Desde siempre me han atraído y deslumbrado las
leyendas, los relatos sencillos y llenos de enjundia, de sabiduría o misterio,
los sueños. Uno de los más bellos cuentos que conozco es de origen persa; viene
de un poeta de entre los siglos XII y XIII, Farid ud-din Attar, farmacéutico
(eso es lo que quiere decir attar), y
en la tantas veces citada Antología de la
literatura fantástica, de Borges et
al., lleva el título de El gesto de
la muerte. La versión allí es de Jean Cocteau y está quizá excesivamente
abreviada. Tomo otra, un poco más larga, tal como aparece en el encabezamiento
de un relato mío, Mis antiguos encuentros
con la muerte. El visir se dirige a su califa:
— Esta
mañana, al cruzar la plaza para venir a palacio, he
visto a la Muerte mirándome fijamente.
— ¿La Muerte?
— Sí, la Muerte. La he reconocido, toda vestida de
negro
con un chal rojo. Me busca, estoy seguro. Deja que
abandone la ciudad ahora mismo. Cogeré mi mejor
caballo y escaparé. Esta misma noche llegaré a
Samarkanda. Permite que me vaya, te lo suplico.

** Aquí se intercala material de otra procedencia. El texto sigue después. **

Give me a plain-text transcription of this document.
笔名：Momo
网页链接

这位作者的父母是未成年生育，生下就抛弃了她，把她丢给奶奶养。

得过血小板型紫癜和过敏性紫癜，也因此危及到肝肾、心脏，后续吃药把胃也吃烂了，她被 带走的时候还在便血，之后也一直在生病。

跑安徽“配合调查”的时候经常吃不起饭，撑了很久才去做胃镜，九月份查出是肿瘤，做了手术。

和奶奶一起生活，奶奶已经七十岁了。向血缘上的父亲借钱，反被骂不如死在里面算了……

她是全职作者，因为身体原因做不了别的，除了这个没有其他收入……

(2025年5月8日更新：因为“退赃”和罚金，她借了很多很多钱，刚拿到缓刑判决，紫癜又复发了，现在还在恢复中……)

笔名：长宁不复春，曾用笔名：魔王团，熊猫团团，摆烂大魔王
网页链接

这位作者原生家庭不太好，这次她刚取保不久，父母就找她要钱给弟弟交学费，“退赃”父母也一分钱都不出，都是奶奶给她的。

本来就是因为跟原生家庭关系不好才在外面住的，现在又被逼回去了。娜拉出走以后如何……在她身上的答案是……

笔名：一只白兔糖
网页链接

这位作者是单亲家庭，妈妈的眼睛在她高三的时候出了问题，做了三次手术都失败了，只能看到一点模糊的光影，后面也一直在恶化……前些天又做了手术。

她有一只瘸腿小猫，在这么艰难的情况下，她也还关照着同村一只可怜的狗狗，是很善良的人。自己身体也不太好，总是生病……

El califa, que sentía gran afecto por su visir, lo
dejó partir.
Por la tarde, salió de su palacio disfrazado,
como hacía a
veces, y él también vio a la Muerte en la plaza y le
preguntó: ¿Por qué has asustado esta mañana a mi
visir?
No le asusté —contestó la Muerte— me extrañó verle
aquí,
porque tengo una cita con él, esta noche en Samarkanda.
Entiendo
que es difícil resumir en menos palabras la inexorabilidad del destino, la
imposibilidad de evadirlo, la impotencia de los seres humanos para esquivar su
sino, aciago o venturoso. Encierra todo el pathos
de una tragedia griega en unas pocas líneas aladas, llenas de gracia y,
presuntamente, preñadas de sabiduría. De este mismo poeta persa, su epopeya
Mantiq al-tayr (La conferencia de los pájaros), de unos cuatro mil quinientos
versos, viene citada en mi reciente relato El
reino de Ta.
Si te gustan
estos temas, si los mezclas en tus escritos, forzosamente acabas inventando
cosas parecidas. En una conferencia mía sobre El nacimiento del concepto de probabilidad —que para mí podría
datarse muy probablemente en la Italia del siglo XVI, con Girolamo Cardano y Ludovico
Ferrari—, en un determinado momento de mi charla me dejé llevar por una
ensoñación que me transportó, a mí y a mis oyentes, a la Bolonia de esa época. Copiaré
ahora el fragmento en que describo mi última entrevista con Cardano, antes de
mi regreso a España:
“La última vez me regaló un bellísimo libro, impreso
por el viejo Manuzio, con una amable
dedicatoria, que he guardado siempre junto a los amados elzevirios que compré
en Italia. Lo encontré, en la medida en que esto era posible en él, dulce,
sereno, resignado y más clarividente y agudo que nunca. Se lo hice notar, con
admiración y cariño, y recuerdo que me contestó, sonriendo: “Seguramente llevaba razón Hegel cuando
afirmó que la lechuza de Minerva levanta el vuelo a la hora del crepúsculo”.
Me quedé muy perplejo, al principio, porque, de repente, comprendí que él no
podía citar entonces a Hegel, ni yo reconocer la frase, por la sencilla razón
de que Hegel había de tardar todavía en nacer algo más de doscientos años.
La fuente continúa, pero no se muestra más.